The get_embedding function sends a text input to OpenAI’s embedding model and returns a vector representation. This embedding can then be used in downstream applications.

Example OpenAI API Response

The OpenAI API provides a structured JSON response. Here’s an example:

{
  "object": "list",
  "data": [
    {
      "object": "embedding",
      "index": 0,
      "embedding": [
        -0.006929283495992422,
        -0.005336422007530928,
        ... (omitted for spacing)
        -4.547132266452536e-05,
        -0.024047505110502243
      ]
    }
  ],
  "model": "text-embedding-3-small",
  "usage": {
    "prompt_tokens": 5,
    "total_tokens": 5
  }
}

Generating Embeddings for MongoDB Documents

A practical use case is to generate embeddings for product attributes stored in a MongoDB collection. The first step is to convert product objects into a text prompt format.

Converting Product Data to Text Prompts

def generate_embeddings_text(product, fields) -> str:
    data = ""
    for field in fields:
        if field in product and product.get(field, ''):
            data += f"{field.upper()}: {product[field]}\n"
    return data

This function formats the selected product fields into a structured text prompt that can be passed to the embedding model.

Processing MongoDB Documents

The following example demonstrates how to fetch product data from a MongoDB collection, generate embeddings, and store the results back into the database:

fields = ['name', 'description', ...]
for doc in pymongo_db['products'].find():
    embedding_data = generate_embeddings_text(doc, fields)
    embedding_openai = get_embedding(embedding_data)
    pymongo_db['embeddings'].update_one(
        {'sku': doc['sku']},
        {"$set": {
            'sku': doc['sku'],
            'embedding': embedding_openai,
            'updated_at': datetime.now()
        }},
        upsert=True
    )

This pipeline transforms product attributes into embeddings and updates the results in a MongoDB collection.
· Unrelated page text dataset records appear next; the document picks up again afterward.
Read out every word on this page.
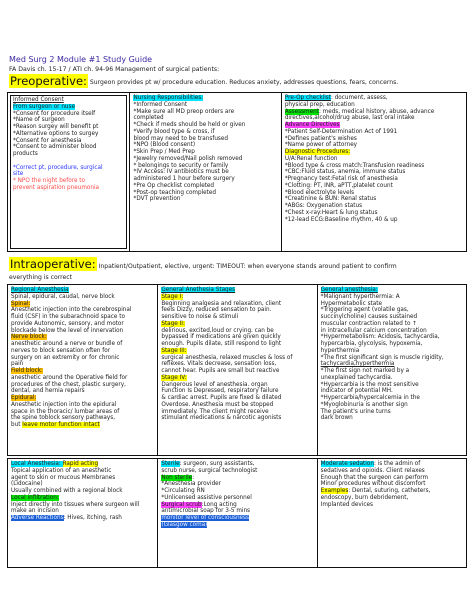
Med Surg 2 Module #1 Study Guide
FA Davis ch. 15-17 / ATI ch. 94-96 Management of surgical patients:
Preoperative: Surgeon provides pt w/ procedure education. Reduces anxiety, addresses questions, fears, concerns.
Informed Consent
From surgeon or nuse
*Consent for procedure itself
*Name of surgeon
*Reason surgey will benefit pt
*Alternative options to surgey
*Consent for anesthesia
*Consent to administer blood
products

*Correct pt, procedure, surgical
site
* NPO the night before to
prevent aspiration pneumonia
Nursing Responsibilities:
*Informed Consent
*Make sure all MD preop orders are
completed
*Check if meds should be held or given
*Verify blood type & cross, if
blood may need to be transfused
*NPO (Blood consent)
*Skin Prep / Med Prep
*Jewelry removed/Nail polish removed
* belongings to security or family
*IV Access: IV antibiotics must be
administered 1 hour before surgery
*Pre Op checklist completed
*Post-op teaching completed
*DVT prevention
Pre-Op checklist: document, assess,
physical prep, education
Assessment: meds, medical history, abuse, advance
directives,alcohol/drug abuse, last oral intake
Advance Directives
*Patient Self-Determination Act of 1991
*Defines patient's wishes
*Name power of attorney
Diagnostic Procedures:
U/A:Renal function
*Blood type & cross match:Transfusion readiness
*CBC:Fluid status, anemia, immune status
*Pregnancy test:Fetal risk of anesthesia
*Clotting: PT, INR, aPTT,platelet count
*Blood electrolyte levels
*Creatinine & BUN: Renal status
*ABGs: Oxygenation status
*Chest x-ray:Heart & lung status
*12-lead ECG:Baseline rhythm, 40 & up
Intraoperative: Inpatient/Outpatient, elective, urgent: TIMEOUT: when everyone stands around patient to confirm
everything is correct
Regional Anesthesia
Spinal, epidural, caudal, nerve block
Spinal:
Anesthetic injection into the cerebrospinal
fluid (CSF) in the subarachnoid space to
provide Autonomic, sensory, and motor
blockade below the level of innervation
Nerve block:
anesthetic around a nerve or bundle of
nerves to block sensation often for
surgery on an extremity or for chronic
pain
Field block:
anesthetic around the Operative field for
procedures of the chest, plastic surgery,
dental, and hernia repairs
Epidural:
Anesthetic injection into the epidural
space in the thoracic/ lumbar areas of
the spine toblock sensory pathways,
but leave motor function intact
General Anethesia Stages
Stage I:
Beginning analgesia and relaxation, client
feels Dizzy, reduced sensation to pain.
sensitive to noise & stimuli
Stage II:
delirious, excited,loud or crying. can be
bypassed if medications are given quickly
enough. Pupils dilate, still respond to light
Stage III:
surgical anesthesia, relaxed muscles & loss of
reflexes. Vitals decrease, sensation loss,
cannot hear. Pupils are small but reactive
Stage IV:
Dangerous level of anesthesia. organ
Function Is Depressed, respiratory failure
& cardiac arrest. Pupils are fixed & dilated
Overdose. Anesthesia must be stopped
immediately. The client might receive
stimulant medications & narcotic agonists
General anesthesia:
*Malignant hyperthermia: A
Hypermetabolic state
*Triggering agent (volatile gas,
succinylcholine) causes sustained
muscular contraction related to ↑
in intracellular calcium concentration
*Hypermetabolism: Acidosis, tachycardia,
hypercarbia, glycolysis, hypoxemia,
hyperthermia
*The first significant sign is muscle rigidity,
tachycardia,hyperthermia
*The first sign not marked by a
unexplained tachycardia.
*Hypercarbia is the most sensitive
indicator of potential MH.
*Hypercarbia/hypercalcemia in the
*Myoglobinuria is another sign
The patient's urine turns
dark brown
Local Anesthesia: Rapid acting
Topical application of an anesthetic
agent to skin or mucous Membranes
(Lidocaine)
Usually combined with a regional block
Local infiltration:
Inject directly into tissues where surgeon will
make an incision
Adverse Reactions: Hives, itching, rash
Sterile: surgeon, surg assistants,
scrub nurse, surgical technologist
Non sterile:
*Anesthesia provider
*Circulating RN
*Unlicensed assistive personnel
Surgical scrub:Long acting
antimicrobial soap for 3-5 mins
monitor level of consciousness
(Glasgow coma)
Moderate sedation: is the admin of
sedatives and opioids. Client relaxes
Enough that the surgeon can perform
Minor procedures without discomfort
Examples: Dental, suturing, catheters,
endoscopy, burn debridement,
Implanted devices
The collection embeddings will contain each product’s SKU and its corresponding embedding vector.

mongodb embeddings

Pricing of OpenAI Embeddings

As of the time of writing, the cost of generating embeddings using OpenAI’s text-embedding-3-small model is $0.020 per 1M tokens. To estimate the cost of processing 1 million products, consider the average size of the product data:

Example Calculation:

If each product's attributes average 1 KB of text, then 1M products ≈ 1 billion tokens.
Total cost = 0.020 x (1 billion tokens / 1M tokens) ≈ $20.

For larger datasets, the cost remains competitive, given the high quality and versatility of OpenAI’s embeddings.

Conclusion

Generating embeddings with OpenAI’s API is a simple yet powerful way to work with textual data in modern machine learning applications. By converting structured or unstructured data into embeddings, you unlock capabilities like semantic search, personalized recommendations, and clustering.

In this post, we’ve demonstrated how to integrate OpenAI’s embedding API into a Python pipeline, process MongoDB documents, and manage costs effectively. This workflow can be adapted to various use cases, from e-commerce to document management systems.

Start experimenting with OpenAI embeddings today and transform the way you work with textual data!